Before this feature, any application willing to do consistent read-balancing across nodes have to juggle with the WAL record of the transaction commit and add some processing at application level to ensure that a record has been applied before ensuring that a given transaction data is visible on a standby node. So this feature is quite a big deal for application relying on read scalability across nodes.
Note that only one synchronous standby can be used with this mode though, hence consistent reads can only be done on two nodes. This limitation may be leveraged with some other features that are still on track for a 9.6 integration, even if the feature freeze is really close by at the moment this post is written:
- Causal reads, which provides a similar way to have balanced reads across nodes, with still the possibility to not see a transaction being visible up to a certain amount of lag.

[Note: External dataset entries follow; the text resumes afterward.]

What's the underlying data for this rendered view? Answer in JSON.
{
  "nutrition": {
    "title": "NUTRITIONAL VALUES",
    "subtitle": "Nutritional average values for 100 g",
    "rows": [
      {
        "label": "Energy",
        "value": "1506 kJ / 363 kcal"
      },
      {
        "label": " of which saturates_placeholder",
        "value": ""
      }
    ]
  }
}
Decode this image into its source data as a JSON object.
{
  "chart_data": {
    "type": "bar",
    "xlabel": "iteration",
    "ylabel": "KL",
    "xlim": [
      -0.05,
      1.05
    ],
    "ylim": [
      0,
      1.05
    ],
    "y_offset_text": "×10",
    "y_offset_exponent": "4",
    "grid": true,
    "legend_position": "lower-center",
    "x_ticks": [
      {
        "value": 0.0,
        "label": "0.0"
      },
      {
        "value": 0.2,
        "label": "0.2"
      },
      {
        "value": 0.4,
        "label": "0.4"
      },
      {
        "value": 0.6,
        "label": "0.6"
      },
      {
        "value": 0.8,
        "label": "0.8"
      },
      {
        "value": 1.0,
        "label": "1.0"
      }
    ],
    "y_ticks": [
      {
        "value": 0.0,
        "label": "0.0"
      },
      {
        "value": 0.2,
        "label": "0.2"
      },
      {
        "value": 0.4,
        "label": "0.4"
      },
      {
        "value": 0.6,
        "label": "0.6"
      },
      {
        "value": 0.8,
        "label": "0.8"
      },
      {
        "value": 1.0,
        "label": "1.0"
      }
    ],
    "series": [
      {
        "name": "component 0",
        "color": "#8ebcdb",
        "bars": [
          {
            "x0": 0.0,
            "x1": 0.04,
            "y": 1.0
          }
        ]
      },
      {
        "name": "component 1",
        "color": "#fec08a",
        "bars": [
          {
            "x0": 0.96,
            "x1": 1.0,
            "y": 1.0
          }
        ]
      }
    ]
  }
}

See this thread.
- N-synchronous standbys, which is more simple in itself, because this allows a system to scale from 1 to N synchronous standbys. Things like quorum synchronous standbys are being evaluated as well, with an elegant design. (However note that the more standbys they are, the more the performance penalty when waiting for them with remote_apply). Everything is happening on this thread lately.
However, be careful when using remote_apply. As it interacts with WAL replay, it should not be taken lightly because it could cause performance damages that you would not have imagined first, particularly in case of replay conflicts that could force a standby to wait at replay. This is true for any parameters manipulating how WAL replay behave by the way, another example being recovery_min_apply_delay. If for example this is set to N seconds, a commit on master is sure to take at least this amount of time.